Laying her down in her tiny bed and watching her fall asleep brought tears to my eyes. He was healthy and growing so fast; she had picked up two kilograms at the two month stay at the hospital which put her in the category of a chubby baby. Her cheeks were like little pumpkins and she had the biggest brownest eyes.

Looking at my daughter reminded me of Havana; it was as if I was looking at a miniature version of my dead wife. The love I had for this bundle of new life had no bounds. I knew at that moment that I would do anything for my daughter. She was a piece of Havana after all. A few days had gone by and I was easing into the role of a single dad, I must admit I was doing a really good job thus far.

Just when I thought I was mastering the art of fatherhood Evana began to cry without ceasing, I tried everything, singing to her, carrying her, rocking her gently but she would not stop crying. Just then, the doorbell rang, it was the worst time for the doorbell to ring I thought. I quickly carried Evana and hurried to get the door.

On the other side of the door stood BE. I was a bit shocked to see her and I asked her how she knew where I lived. Evana was still crying and BE and I was finding it difficult to speak to each other.

"Give her to me," BE said as she reached out and took Evana in her arms. Immediately Evana stopped crying and was pacified, maybe it was the touch of a woman's arms that did the trick. I watched as BE spoke to Evana and caressed her in her arms. BE held her closely and rocked her gently, soon enough Evana fell asleep and BE put her down in her bed.

"She's just a little tired", said BE, "she'll be asleep for the next hour or so".

I stood in astonishment, I never pictured BE as a mum or with a baby in her arms. I was glad that she had come to the rescue but I was also feeling a little guilty for letting another woman hold my daughter, our daughter. I felt like I was being unfair on Havana, it was her job to hold and caress Evana. My emotions were getting the best of me, my eyes got a bit misty so I walked into the other room.

BE followed me into the room, she sense that I wasn't myself.

"You're allowed to feel alone you know, you've lost your wife and you have a beautiful baby to take care of", BE muttered. I knew she was right but I wasn't the vulnerable type, I hadn't been used to not being in control of my life.
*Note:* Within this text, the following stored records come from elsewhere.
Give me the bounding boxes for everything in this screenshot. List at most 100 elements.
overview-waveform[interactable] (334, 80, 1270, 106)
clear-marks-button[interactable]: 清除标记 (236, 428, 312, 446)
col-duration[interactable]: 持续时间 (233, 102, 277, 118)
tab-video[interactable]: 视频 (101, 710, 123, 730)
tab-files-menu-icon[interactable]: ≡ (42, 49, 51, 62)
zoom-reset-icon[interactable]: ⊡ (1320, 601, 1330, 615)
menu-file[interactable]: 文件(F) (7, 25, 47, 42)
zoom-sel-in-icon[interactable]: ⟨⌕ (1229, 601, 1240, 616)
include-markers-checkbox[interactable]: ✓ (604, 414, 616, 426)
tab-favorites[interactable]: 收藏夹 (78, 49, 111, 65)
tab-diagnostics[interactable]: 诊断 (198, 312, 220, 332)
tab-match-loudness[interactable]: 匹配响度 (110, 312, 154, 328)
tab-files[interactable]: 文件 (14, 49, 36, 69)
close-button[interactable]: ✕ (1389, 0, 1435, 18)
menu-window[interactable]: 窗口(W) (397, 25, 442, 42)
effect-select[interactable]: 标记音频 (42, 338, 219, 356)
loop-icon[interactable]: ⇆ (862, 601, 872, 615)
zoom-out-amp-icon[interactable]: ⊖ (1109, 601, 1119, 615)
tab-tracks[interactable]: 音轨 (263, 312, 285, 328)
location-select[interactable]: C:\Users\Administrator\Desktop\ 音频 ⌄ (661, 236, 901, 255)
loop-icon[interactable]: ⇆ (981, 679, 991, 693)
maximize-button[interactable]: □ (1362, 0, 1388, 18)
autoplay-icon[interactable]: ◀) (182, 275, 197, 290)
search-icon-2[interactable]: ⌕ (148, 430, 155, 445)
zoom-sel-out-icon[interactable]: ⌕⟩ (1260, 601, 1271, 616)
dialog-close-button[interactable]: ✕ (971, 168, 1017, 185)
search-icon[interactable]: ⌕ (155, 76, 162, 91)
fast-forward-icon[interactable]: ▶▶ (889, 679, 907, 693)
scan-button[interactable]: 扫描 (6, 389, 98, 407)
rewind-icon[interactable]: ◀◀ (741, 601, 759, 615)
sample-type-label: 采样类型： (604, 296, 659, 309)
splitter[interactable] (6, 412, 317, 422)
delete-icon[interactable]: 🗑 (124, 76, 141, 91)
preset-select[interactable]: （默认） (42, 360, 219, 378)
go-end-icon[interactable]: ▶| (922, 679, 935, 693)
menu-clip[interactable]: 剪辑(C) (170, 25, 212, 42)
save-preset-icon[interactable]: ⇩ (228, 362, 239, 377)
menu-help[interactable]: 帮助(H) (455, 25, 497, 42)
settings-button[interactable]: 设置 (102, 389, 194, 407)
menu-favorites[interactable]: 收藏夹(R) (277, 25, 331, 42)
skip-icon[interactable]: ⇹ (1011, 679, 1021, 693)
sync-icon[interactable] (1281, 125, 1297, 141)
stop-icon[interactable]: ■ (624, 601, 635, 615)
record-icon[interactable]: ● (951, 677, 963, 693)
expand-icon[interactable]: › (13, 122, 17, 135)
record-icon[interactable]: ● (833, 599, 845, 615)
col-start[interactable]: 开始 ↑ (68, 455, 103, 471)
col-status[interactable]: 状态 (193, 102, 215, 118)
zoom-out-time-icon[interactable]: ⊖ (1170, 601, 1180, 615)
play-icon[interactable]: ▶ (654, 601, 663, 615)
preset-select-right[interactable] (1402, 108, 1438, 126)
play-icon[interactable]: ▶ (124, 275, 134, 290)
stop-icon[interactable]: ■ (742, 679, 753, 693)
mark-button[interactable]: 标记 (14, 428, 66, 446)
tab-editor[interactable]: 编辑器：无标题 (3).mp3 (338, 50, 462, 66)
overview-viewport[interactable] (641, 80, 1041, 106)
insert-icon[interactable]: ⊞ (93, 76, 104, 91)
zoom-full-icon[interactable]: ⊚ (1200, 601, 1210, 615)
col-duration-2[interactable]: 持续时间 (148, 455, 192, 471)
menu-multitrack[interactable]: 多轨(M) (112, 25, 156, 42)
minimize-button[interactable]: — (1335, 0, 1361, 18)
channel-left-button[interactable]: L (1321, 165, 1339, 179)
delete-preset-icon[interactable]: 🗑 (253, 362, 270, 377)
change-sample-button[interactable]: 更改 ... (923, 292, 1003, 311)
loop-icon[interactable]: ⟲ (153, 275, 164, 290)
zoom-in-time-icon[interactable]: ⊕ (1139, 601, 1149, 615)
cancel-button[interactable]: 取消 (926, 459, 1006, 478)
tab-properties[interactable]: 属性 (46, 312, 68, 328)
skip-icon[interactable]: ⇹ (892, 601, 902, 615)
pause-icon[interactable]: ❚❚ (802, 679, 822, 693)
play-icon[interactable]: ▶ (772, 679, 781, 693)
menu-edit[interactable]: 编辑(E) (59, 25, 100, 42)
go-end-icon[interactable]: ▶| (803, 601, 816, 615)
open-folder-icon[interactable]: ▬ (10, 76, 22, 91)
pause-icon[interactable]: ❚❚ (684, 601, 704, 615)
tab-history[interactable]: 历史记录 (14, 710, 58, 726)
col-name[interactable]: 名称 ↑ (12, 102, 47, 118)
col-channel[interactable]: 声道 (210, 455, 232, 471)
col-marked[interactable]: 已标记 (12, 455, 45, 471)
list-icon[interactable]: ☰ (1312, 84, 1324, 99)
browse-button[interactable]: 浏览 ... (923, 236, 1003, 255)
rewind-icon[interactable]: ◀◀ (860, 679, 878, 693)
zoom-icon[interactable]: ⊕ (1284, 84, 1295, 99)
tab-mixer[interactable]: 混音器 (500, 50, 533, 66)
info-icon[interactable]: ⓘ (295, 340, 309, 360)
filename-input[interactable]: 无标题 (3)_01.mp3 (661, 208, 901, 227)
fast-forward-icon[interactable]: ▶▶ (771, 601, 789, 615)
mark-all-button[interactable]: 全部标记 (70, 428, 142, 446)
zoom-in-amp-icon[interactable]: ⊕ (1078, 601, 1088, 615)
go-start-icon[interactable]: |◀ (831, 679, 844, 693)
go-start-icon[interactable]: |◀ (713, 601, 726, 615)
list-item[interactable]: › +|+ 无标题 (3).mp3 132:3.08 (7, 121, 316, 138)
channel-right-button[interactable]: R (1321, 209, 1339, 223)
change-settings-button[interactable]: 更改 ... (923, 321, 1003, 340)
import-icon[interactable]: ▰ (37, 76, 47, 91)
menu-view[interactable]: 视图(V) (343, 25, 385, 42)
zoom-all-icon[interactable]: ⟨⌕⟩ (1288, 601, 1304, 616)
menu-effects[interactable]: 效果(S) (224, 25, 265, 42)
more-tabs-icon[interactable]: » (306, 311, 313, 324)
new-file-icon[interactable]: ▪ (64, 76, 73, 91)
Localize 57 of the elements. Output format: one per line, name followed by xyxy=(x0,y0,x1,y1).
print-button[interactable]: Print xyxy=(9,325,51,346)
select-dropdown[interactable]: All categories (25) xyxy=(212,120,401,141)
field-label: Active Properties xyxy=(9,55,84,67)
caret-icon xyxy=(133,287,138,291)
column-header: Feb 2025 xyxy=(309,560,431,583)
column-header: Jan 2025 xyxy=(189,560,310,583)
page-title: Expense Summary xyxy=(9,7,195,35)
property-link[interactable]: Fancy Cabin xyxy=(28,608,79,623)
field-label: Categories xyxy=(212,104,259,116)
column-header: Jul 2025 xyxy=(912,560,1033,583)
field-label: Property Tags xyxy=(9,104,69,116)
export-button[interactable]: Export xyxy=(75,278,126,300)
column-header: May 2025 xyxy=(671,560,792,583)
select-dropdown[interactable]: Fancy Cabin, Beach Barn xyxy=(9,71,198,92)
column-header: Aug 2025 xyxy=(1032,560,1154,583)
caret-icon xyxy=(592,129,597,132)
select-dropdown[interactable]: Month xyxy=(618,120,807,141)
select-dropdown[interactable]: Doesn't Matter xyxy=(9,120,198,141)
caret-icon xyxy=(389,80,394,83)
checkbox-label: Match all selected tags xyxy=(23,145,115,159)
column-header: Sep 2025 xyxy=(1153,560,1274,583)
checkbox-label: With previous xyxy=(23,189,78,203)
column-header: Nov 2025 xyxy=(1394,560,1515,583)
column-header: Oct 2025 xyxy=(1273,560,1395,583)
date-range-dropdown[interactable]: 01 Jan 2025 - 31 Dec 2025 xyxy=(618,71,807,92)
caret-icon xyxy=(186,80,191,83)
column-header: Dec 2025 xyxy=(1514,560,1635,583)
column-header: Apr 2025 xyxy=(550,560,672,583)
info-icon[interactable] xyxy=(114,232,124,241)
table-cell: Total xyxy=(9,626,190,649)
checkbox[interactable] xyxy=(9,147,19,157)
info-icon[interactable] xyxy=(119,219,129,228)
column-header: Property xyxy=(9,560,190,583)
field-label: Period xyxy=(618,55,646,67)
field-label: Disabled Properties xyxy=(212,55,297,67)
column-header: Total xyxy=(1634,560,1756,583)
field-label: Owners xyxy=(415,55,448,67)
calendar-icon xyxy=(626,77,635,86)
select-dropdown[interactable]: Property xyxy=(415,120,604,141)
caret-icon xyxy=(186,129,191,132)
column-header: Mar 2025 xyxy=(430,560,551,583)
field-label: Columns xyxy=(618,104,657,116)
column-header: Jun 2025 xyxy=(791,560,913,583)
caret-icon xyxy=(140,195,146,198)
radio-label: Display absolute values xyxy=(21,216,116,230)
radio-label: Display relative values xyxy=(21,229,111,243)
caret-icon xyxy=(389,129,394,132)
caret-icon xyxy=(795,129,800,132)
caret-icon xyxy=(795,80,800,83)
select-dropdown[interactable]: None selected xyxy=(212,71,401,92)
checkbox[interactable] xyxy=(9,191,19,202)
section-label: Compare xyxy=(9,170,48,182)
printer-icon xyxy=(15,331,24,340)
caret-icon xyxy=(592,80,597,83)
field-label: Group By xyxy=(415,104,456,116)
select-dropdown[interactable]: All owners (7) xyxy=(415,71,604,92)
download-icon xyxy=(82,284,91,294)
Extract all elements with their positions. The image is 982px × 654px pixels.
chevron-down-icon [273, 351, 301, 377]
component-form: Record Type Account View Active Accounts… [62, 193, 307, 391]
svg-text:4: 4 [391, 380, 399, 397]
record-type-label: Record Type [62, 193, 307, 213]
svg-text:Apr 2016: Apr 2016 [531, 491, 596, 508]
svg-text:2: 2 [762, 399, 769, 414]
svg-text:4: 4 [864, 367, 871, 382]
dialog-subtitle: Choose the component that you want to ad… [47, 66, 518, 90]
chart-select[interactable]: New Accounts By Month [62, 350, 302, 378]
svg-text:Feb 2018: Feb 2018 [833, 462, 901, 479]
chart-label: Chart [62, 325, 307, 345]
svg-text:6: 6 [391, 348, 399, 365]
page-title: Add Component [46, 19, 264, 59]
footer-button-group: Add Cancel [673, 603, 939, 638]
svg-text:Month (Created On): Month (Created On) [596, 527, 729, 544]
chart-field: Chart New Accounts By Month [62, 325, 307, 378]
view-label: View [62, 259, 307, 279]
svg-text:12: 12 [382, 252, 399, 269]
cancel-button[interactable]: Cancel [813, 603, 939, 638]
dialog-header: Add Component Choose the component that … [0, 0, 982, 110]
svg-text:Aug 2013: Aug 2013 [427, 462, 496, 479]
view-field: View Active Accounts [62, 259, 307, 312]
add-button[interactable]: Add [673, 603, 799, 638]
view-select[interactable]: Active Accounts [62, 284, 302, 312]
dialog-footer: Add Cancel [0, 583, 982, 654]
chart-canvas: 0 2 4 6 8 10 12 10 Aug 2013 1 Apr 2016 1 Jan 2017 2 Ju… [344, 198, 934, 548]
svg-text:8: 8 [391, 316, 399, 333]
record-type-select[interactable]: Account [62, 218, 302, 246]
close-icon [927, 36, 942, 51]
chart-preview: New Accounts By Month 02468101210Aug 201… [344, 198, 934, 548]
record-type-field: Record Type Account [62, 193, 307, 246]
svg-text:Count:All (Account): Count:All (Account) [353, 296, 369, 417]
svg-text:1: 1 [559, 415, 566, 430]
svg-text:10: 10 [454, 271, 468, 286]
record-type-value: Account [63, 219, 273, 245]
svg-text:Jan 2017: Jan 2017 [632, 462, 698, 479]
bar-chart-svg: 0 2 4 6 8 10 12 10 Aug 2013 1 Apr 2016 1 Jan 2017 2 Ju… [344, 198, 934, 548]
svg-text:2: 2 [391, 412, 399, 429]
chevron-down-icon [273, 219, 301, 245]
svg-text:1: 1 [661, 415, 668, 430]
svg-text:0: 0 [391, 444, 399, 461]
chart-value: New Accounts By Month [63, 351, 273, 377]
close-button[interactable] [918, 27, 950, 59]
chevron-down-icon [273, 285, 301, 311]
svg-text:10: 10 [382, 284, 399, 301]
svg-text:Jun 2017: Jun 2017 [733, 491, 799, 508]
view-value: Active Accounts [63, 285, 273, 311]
I tried to change the subject and asked her how she knew where I lived. "I went over to your parents place and they told me where you lived", she said.

"I'll come over tomorrow to check up on you, just to check if you put on her diaper the right way around", she laughed.

"Thank you BE, you showed up at the right time I suppose, I doubt I would have been able to get her to fall asleep like you did, would you mind staying for dinner?'

"I can't, I've got to take my niece to her swimming lesson, I promised her I would, and I'm big on promises, unlike you".

Before I could reply to her smarty pants comment she leaned over and pecked me on the left cheek.

"Okay, I guess its bye for now, I'll see you tomorrow", she said after the peck and walked to her car.